Seiya Miyamotoa, Lars F. Jarskogb, and W. Wolfgang Fleischhackerd reviews the results from phase 1 and phase 2 trials of novel agents acting on targets other than Dopamine receptors.
Serotonin receptors: Selective 5-HT2C receptor agonists have shown antipsychotic effect in animal models.A 6-week placebo and olanzapine-controlled phase II study with the full 5-HT2C agonist vabicaserin showed a significant improvement over placebo for the 200 mg/day dose . 400mg dose was not different from placebo.
GABA receptors: GABAergic interneurons inhibit neuronal output of glutamatergic pyramidal cells in the prefrontal cortex through activation of GABA type A (GABAA) receptors containing a2 subunits. BL-1020 has strong affinity to GABA receptor.
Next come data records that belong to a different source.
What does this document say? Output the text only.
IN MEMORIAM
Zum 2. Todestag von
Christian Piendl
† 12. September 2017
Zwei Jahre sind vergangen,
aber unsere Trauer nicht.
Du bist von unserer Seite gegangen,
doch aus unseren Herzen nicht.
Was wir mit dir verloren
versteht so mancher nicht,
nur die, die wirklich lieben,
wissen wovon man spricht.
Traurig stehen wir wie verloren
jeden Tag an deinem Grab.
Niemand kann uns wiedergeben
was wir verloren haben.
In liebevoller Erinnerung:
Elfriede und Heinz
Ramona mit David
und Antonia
A 6-week phase II open- label trial, BL-1020 showed reduction in psychotic symptoms in 36 patients with chronic schizophrenia.MK-0777 is a relatively weak GABAA a2 partial agonist,and most recent study did not show any benefit on cognitive symptoms.
Glycine receptors: blockade of GlyT1 can increase NMDA-R-mediated transmission. Sarcosine (N-methylglycine), a potent GlyT1 inhibitor prototype, has shown benefits when added to antipsychotics.2g/day is shown to be of benefit in an RCT. Another GlyT1 inhibitor, bitopertin, significantly improved negative symptoms.However GlyT1 inhibitor Org 25935 was not effective.
Metabotropic glutamate receptors:These are located presynaptically on glutamate terminals and act as autoreceptors to inhibit glutamate release. Few agonist agents in this group have been studied, none have come out with promising results.
Nicotinic receptors: 1. Alpha 7 receptor: There is considerable evidence for altered alpha 7 nAChR levels and function in schizophrenia. At least 4 different agents ( agonists) have been successfully tried so far.Cognitive symptoms tend to improve with these agents.2. a4 b2 nicotinic receptor. Agonists at this receptor is reported to improve cognition when given as adjunctive agents.
Cannabinoid receptors: selective CB1 receptor antagonist rimonabant was withdrawn due to psychiatric side effects.Cannabidiol (CBD), a cannabis constituent with no action on CB1 receptors, showed equivalent efficacy to amisulpride in 42 patients with acutely exacerbated schizophrenia.
Minocycline: Studies suggest that this can improve cognitive symptoms.It has antioxidant, anti- inflammatory, and neuroprotective properties.
Oxytocin: Single-dose intranasal oxytocin can increase interpersonal trust, eye contact, face emotion recognition and social reciprocity in healthy and autistic individuals . Three small studies show improvements in social cognition and verbal memory.
Erythropoietin: This has direct neuroprotective effects. Weekly intravenous administration of adjunctive high-dose recombinant human EPO (rhEPO) produced significantly greater cognitive improvement as compared with placebo in 39 patients with chronic schizophrenia on stable antipsychotics.
Conclusions:The results are promising from phase II trials of GlyT1 inhibitors, selective alpha 7 nAChR agonists, minocycline, oxytocin, and Erythropoietin. If these agents show to be effective in phase 3 trials, we would have the third generation antipsychotics to improve the lives of our patients.
Summary of the article:
Alternative pharmacologic targets for the treatment of schizophrenia: results from phase I and II trials.Miyamoto S, Jarskog LF, Fleischhacker WW.Curr Opin Psychiatry. 2013 Mar;26(2):158-65.